The influence of texture on canopy height prediction
1 Introduction
The global canopy height model (Lang et al., 2023b) predicts canopy heigth using only spectral imagery as input data. The authors claim the model has learned spectral and textural features, while also including geographical coordinates (Lang et al., 2023a). The first aspect has been analysisd in my Thesis, while Vinzenz HD Zerres analysed the role of latitude on prediction. Here the influence of texture is analysed and documented.
2 Texture Manipulation
To isolate the effect of texture on prediction, a systematic manipulation of the input data is performed (See spectral methods). Pixels were shuffled across individual Sentinel-2-Scenes in their X and Y dimension while keeping the spectral bands (Z dimension) aligned. Two separate manipulations were performed and compared, once shuffling the pixels across the whole Scene and once shuffling pixels within a local 512x512 subtile, keeping global context but changing local texture. The manipulation was performed to different degrees ranging from 10 % to 80 % shuffled pixels.
2.1 Global pixel shuffle
The effects of texture manipulation to different degrees are illustrated both on average and for all individual sample tiles in Figure 1. On average there is no meaningful difference with a very weak positive change across all manipulation degrees.

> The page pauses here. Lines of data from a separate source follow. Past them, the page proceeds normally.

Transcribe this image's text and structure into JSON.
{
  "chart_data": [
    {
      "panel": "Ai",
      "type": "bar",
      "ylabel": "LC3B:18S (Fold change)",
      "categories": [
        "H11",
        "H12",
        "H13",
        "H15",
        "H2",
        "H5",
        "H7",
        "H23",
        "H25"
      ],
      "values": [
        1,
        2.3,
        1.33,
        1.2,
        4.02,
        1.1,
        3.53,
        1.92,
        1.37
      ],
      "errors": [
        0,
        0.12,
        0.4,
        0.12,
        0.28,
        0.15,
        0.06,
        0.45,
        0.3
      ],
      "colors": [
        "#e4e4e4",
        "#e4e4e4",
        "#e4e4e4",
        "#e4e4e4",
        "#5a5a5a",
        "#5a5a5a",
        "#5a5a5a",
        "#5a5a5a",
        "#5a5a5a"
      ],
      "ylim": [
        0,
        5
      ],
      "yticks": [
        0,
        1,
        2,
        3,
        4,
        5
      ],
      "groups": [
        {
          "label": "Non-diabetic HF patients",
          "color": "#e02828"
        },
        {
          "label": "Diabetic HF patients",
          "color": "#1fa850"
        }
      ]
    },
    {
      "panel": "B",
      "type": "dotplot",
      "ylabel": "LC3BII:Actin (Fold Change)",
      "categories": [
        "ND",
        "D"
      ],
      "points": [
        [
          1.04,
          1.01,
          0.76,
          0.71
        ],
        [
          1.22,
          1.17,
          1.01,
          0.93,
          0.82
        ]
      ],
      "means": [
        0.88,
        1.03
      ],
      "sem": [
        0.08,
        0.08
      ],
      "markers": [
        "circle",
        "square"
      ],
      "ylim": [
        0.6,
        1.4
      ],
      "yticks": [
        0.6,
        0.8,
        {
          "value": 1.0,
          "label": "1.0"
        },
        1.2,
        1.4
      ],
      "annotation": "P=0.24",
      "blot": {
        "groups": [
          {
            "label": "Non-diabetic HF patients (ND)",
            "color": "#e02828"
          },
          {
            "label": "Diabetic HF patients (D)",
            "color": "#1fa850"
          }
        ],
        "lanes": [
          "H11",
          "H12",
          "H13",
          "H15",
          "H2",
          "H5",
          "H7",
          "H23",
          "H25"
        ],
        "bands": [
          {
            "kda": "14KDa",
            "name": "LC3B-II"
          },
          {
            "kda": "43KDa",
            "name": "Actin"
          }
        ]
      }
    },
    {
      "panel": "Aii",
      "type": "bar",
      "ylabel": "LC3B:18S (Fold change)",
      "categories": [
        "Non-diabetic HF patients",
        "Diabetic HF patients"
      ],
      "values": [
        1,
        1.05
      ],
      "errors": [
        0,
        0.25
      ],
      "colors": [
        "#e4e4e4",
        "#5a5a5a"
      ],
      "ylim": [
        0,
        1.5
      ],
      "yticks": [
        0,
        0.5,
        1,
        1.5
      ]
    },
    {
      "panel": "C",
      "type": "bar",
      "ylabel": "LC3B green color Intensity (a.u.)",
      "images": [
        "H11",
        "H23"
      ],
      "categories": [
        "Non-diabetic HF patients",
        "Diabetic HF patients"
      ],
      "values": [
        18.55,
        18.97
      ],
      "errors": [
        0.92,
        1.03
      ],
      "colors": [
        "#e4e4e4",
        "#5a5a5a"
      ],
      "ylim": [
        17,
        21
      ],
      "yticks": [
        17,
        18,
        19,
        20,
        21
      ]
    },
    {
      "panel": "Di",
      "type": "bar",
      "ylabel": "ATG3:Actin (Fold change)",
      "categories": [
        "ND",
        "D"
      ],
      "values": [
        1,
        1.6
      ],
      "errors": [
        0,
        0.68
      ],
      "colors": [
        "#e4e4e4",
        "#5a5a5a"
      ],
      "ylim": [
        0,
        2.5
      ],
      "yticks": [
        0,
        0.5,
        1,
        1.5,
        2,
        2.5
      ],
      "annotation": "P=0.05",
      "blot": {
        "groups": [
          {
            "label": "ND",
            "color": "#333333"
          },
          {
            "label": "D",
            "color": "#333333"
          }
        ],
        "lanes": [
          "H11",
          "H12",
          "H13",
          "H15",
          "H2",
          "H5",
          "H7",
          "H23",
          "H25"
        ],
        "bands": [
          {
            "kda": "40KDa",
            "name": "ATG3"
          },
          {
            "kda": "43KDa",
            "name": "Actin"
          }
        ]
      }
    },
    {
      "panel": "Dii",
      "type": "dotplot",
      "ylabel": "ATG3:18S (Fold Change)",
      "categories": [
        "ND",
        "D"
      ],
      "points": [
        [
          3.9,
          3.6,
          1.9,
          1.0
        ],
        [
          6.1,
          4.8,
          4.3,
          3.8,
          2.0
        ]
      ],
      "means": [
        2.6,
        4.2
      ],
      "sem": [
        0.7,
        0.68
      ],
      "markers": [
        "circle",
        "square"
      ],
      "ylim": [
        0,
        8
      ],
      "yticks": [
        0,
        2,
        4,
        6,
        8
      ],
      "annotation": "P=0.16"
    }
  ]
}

Between the sample tiles big differences are visible, with Malaysia having a strong negative response and USA West and Finland showing the highest positive responses.
The average initial canopy heights show a very different distribution based on their response after manipulation. Areas showing an increase in prediction have a lower average initial canopy height while negative responses could be observed more in higher initial canopy heights.